Savoir d’où l’on vient pour ne pas oublier le sens du service aux autres.

Avec leur Amour pour seul bagage, les parents de Marie Caroline Tempesta fuient l’Italie et son fascisme qui privent les citoyens de leur libre arbitre. Agés de 20 ans, ils espéraient de la patrie qui a inventé les droits de l’homme et sanctifié la démocratie.

Après un passage dans le village d’Auribail, ils se retrouvent en 1953 fermiers dans une petite exploitation en friche à Carbonne. Un dur labeur fait de sang et de sueur. Quand la ferme fut en plein rapport, on les mit à la porte en vendant l’exploitation devenue très rentable. La dure Loi du marché qui ne fait aucun cas de l’être humain. Sans se laisser décourager, le père retrouve un emploi comme ouvrier agricole pour faire vivre dignement ses trois enfants. Malgré un empoisonnement au mercure et une grave maladie qui ouvre une période très compliquée pour la famille, monsieur Tempesta ne perd pas courage. Cultivant son jardin pour vivre dignement, il se met à vendre ses légumes dans tous les marchés environnants. Un précurseur du bio qui forcerait l’admiration d’un Pierre Rabhi devenu célèbre depuis.

Dès sa plus tendre enfance, Marie Caroline Tempesta mesure ce que pouvaient être les différences sociales, ce qu’était le regard des autres sur une fille issue d’une famille de réfugiés. Elle comprend que la santé est une richesse qui doit être à la portée de tous. Par leur difficile parcours de vie et leur exemplarité, les parents Tempesta ont inculqué à leur fille une conscience politique. Elle a appris, bien avant les autres, quels pouvaient être les ravages d’un régime fasciste et que l’école de la République est une chance considérable, ses parents n’ayant pu la fréquenter que deux ans.

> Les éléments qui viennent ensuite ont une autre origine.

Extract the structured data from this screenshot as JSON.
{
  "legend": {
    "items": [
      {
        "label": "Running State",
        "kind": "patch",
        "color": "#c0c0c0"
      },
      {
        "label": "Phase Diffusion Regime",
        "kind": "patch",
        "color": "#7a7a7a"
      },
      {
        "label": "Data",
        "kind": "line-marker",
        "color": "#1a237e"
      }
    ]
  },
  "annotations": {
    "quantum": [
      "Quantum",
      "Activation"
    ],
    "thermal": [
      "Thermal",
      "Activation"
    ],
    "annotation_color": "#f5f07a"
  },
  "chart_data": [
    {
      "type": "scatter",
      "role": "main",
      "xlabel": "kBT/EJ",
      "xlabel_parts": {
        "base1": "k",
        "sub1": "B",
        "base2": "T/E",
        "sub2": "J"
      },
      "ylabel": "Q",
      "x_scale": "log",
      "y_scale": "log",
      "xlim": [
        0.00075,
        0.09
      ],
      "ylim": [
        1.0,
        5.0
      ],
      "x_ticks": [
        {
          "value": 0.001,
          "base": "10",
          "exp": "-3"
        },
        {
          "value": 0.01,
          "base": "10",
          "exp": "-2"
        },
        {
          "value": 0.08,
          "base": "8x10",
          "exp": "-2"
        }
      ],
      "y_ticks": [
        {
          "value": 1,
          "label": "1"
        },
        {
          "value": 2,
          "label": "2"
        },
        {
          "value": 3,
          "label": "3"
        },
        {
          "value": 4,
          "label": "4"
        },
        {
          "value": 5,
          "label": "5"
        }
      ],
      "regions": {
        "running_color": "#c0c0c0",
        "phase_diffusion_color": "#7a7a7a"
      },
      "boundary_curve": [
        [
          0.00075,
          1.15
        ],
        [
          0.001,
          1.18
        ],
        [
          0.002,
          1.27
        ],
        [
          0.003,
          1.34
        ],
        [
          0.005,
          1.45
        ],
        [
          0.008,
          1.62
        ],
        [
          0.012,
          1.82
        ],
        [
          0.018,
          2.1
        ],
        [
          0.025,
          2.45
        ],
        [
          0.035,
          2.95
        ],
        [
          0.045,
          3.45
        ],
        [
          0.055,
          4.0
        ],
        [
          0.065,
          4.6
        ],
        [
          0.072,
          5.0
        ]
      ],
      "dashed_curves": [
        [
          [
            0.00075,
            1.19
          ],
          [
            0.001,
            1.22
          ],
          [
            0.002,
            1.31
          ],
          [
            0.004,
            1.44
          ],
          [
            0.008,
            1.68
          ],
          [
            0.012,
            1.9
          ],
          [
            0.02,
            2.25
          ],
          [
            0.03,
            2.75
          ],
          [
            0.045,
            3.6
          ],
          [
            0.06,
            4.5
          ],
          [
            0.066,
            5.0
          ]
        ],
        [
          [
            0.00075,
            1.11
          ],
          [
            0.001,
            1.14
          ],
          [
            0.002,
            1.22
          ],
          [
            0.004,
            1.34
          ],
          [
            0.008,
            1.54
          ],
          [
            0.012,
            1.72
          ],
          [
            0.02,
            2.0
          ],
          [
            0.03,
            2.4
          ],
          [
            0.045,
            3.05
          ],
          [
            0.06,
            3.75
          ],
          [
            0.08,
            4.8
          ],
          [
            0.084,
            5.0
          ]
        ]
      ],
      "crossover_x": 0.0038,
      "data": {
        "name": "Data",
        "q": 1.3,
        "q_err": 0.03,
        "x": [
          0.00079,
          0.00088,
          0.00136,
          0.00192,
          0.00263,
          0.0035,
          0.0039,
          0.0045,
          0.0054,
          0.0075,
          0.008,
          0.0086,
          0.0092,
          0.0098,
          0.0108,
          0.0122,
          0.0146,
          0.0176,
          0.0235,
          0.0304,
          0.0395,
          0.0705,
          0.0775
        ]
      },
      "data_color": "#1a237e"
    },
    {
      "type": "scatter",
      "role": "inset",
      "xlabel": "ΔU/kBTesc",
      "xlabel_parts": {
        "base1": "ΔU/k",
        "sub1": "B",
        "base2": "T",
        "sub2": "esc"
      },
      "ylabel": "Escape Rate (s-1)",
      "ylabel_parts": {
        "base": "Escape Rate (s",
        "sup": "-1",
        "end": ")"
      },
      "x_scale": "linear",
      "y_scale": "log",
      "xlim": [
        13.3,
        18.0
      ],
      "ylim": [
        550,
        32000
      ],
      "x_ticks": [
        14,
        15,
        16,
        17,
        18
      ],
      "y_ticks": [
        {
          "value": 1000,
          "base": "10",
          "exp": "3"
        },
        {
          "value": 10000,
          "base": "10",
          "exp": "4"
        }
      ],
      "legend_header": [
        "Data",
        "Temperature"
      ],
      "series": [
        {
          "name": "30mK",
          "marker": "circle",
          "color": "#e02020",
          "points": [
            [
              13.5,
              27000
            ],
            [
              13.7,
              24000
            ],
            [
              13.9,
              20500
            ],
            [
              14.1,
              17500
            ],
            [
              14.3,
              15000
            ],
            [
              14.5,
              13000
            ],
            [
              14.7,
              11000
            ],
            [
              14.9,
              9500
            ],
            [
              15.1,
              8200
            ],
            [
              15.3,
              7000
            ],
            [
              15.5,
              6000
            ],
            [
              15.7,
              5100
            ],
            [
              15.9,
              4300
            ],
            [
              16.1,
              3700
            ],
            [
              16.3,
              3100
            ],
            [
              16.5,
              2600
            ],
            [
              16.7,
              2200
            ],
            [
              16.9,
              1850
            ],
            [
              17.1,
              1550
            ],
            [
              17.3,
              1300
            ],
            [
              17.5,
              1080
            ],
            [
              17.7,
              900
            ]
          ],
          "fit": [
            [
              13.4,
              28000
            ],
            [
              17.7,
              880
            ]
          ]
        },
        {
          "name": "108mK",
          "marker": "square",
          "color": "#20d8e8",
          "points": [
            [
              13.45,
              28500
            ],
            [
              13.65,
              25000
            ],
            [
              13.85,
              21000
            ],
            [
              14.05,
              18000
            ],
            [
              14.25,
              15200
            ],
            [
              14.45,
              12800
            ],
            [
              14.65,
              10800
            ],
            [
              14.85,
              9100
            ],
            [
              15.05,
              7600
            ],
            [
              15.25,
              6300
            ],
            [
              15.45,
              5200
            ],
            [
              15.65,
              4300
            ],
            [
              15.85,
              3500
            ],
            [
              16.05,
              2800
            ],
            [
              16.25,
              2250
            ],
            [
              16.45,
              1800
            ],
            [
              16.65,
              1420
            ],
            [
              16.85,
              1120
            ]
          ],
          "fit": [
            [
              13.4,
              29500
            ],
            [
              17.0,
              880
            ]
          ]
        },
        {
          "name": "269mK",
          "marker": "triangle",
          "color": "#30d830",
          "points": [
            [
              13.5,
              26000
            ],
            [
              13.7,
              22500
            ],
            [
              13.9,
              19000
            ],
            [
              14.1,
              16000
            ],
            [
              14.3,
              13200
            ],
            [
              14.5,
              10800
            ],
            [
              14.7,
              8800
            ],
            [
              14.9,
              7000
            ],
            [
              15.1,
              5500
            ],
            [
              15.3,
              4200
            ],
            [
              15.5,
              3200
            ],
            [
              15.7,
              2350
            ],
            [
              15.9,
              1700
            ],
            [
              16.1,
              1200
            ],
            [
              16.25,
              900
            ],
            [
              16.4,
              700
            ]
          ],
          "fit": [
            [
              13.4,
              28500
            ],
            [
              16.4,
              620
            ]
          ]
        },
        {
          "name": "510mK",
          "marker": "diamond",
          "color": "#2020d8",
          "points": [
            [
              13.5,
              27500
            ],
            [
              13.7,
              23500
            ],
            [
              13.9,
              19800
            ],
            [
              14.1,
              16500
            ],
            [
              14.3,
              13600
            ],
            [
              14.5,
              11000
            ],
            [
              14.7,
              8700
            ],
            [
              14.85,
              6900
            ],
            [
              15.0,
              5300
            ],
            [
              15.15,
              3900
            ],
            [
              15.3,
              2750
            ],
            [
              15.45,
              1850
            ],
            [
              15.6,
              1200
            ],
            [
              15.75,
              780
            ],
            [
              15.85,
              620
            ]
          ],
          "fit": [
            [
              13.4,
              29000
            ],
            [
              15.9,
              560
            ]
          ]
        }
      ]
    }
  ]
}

Élève brillante, elle étudie avec la rage de ceux qui ont tout à prouver. Sa scolarité débute à l’école communale de Carbonne puis au lycée de Muret. Après le bac, vient le temps des études supérieures qui se terminent par un doctorat en biochimie médicale lui ouvrant ainsi les portes d’une vie professionnelle qui s’annonçait brillante et prospère. Pour financer ses études, elle travaille pendant tous ses temps libres. Elle aide son père à cultiver ses légumes et à les vendre sur le marché. Un premier apprentissage pour apprendre des autres, savoir écouter, savoir donner de soi, savoir aimer ses semblables tels qu’ils sont. Le bonheur d’une vie simple avec ce besoin de cultiver un jardin et de lire avec passion pour assouvir son besoin d’évasion.

Alors qu’elle aurait pu partir du Volvestre pour une brillante carrière de maitre de conférence/chercheuse, elle décide, contre tout attente, de rester sur ce territoire qu’elle aime tant. Cette volonté de rendre par une action publique tout ce que la République lui a permis de réussir.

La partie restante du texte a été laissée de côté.